The Windsors: Endgame at the Prince of Wales Theatre – review
The Royal Family is brought to the stage
Jokes about the Royal Family – from the Archewell podcasts to the slightly seedier acts of certain princes – are like seizing the lowest hanging fruit out there. Stuffing them into a West End show could well have become the equivalent of scrolling for two hours through a Mock the Week "best bits" YouTube compilation. So it's with a fair bit of pleasure it's nice to admit – The Windsors is a down-the-middle, sturdy night out.
Shows that jump head-first into the Firm's sordid and surreal circumstances are no strangers to the West End – King Charles III being a marvellous example of how the stage and that iconic institution sit together like life-long chums. But The Windsors is a very different beast to the aforementioned – the sort of thing Mike Bartlett might have written if he'd inhaled five cannisters of nos in rapid succession after spending an evening puffing away around Camden locks. In short – it's wacky, bawdy, downright surreal and, while throwing everything at the wall, uses some hefty production values to make sure an admirable chunk of it sticks.
The real heroes here are set designer Madeleine Girling and costume designer Hilary Lewis – taking George Jeffrie and Bert Tyler-Moore's script (based on the pair's hit TV series of the same name) and pumping it full with a lavish, versatile and finely-crafted aesthetic. Buckingham Palace is captured in premium warm reds, while the plethora of royals paraded through the piece each sport the necessarily garish garbs that they've become known for over the last few decades.

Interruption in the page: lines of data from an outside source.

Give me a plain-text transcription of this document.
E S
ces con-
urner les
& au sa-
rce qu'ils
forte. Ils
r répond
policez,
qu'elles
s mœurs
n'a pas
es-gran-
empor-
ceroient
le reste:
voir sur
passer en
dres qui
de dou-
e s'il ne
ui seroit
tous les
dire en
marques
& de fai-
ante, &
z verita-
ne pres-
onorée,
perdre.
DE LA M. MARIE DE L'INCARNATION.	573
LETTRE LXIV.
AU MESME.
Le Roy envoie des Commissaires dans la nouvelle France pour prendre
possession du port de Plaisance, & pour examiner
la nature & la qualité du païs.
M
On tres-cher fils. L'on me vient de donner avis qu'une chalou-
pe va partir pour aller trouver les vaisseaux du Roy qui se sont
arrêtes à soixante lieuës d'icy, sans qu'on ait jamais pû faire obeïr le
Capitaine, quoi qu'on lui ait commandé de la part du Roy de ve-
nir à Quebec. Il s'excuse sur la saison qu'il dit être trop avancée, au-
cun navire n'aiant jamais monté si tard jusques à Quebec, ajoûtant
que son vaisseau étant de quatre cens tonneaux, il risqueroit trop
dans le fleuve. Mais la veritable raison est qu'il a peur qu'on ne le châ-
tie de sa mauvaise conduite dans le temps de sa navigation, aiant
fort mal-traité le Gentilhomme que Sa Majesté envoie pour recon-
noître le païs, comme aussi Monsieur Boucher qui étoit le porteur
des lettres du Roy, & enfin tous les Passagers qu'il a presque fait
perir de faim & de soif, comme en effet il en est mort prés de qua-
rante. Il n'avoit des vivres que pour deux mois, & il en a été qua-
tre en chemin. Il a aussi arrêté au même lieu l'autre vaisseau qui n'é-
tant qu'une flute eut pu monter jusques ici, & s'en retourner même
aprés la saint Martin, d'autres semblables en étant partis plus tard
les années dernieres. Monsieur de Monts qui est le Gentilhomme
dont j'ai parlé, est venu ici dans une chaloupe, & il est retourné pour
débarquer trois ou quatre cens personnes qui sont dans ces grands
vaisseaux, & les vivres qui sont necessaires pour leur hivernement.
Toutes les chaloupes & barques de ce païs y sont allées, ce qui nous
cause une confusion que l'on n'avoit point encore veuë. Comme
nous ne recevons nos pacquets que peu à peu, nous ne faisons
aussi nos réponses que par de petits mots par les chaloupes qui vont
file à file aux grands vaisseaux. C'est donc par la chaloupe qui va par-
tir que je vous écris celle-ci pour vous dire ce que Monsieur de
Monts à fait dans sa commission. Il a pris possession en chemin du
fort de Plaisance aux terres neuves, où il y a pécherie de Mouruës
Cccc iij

The paper-thin story essentially sees the freshly crowned Charles, dim-witted yet endearingly captured by Harry Enfield (who also leads the TV series the show's based on, and twice nails an unexpected Gollum impression across the evening), pitted against his squabbling sons and their curmudgeonly wives. The baddie? Tracey-Ann Oberman's Camilla, transporting the nation back to feudalism and kitting herself out in a bulky Tudor cosplay outfit – Hilary Mantel would do well zapping her over for The Mirror and the Light when that arrives on stage next month. George and Bert's work is chock full of contemporary nods – the piece even manages to shoehorn in fresh gags (and an entire plot thread) about Andrew's fresh US accusations that lit up the tabloids yesterday.
Admittedly a lot of the content lands because it has some top-tier talent delivering – Oberman and Enfield are on customary form, while Kara Tointon has a hoot ribbing the Duchess of Cambridge. The real scene-stealers were Jenny Rainsford and Eliza Butterworth as princesses Beatrice and Eugenie – overhamming their accents to preposterous levels (extra kudos to vocal coach Patricia Logue) as they try to prove their father's "innocence".
Director Michael Fentiman knows the best way to keep the anarchy coming, and, when stuff doesn't land, makes sure the show just moves swiftly on. That said, a few skits – including at least three jokes about Andrew's sweat glands and a hamfisted number about Camilla's resentment of the People's Princess – definitely overstay their welcome. Beyond some gags about vagina-scented candles, bridesmaid dresses and Oprah, Crystal Condie's Meghan is also given sparse amounts to be getting on with.
Composer Felix Hagan, whose wondrous Operation Mincemeat is one of the best new musicals of the last half-decade, provides some sturdy yet slightly perfunctory tunes here – feeling often that bit too unnecessary.
Considering it's essentially a big-budget panto with a solid cast and some easy gags, The Windsors gets a lot of things right when it could have done a whole lot more wrong: with a royal parody that's exactly what you'd probably want to be signing up for.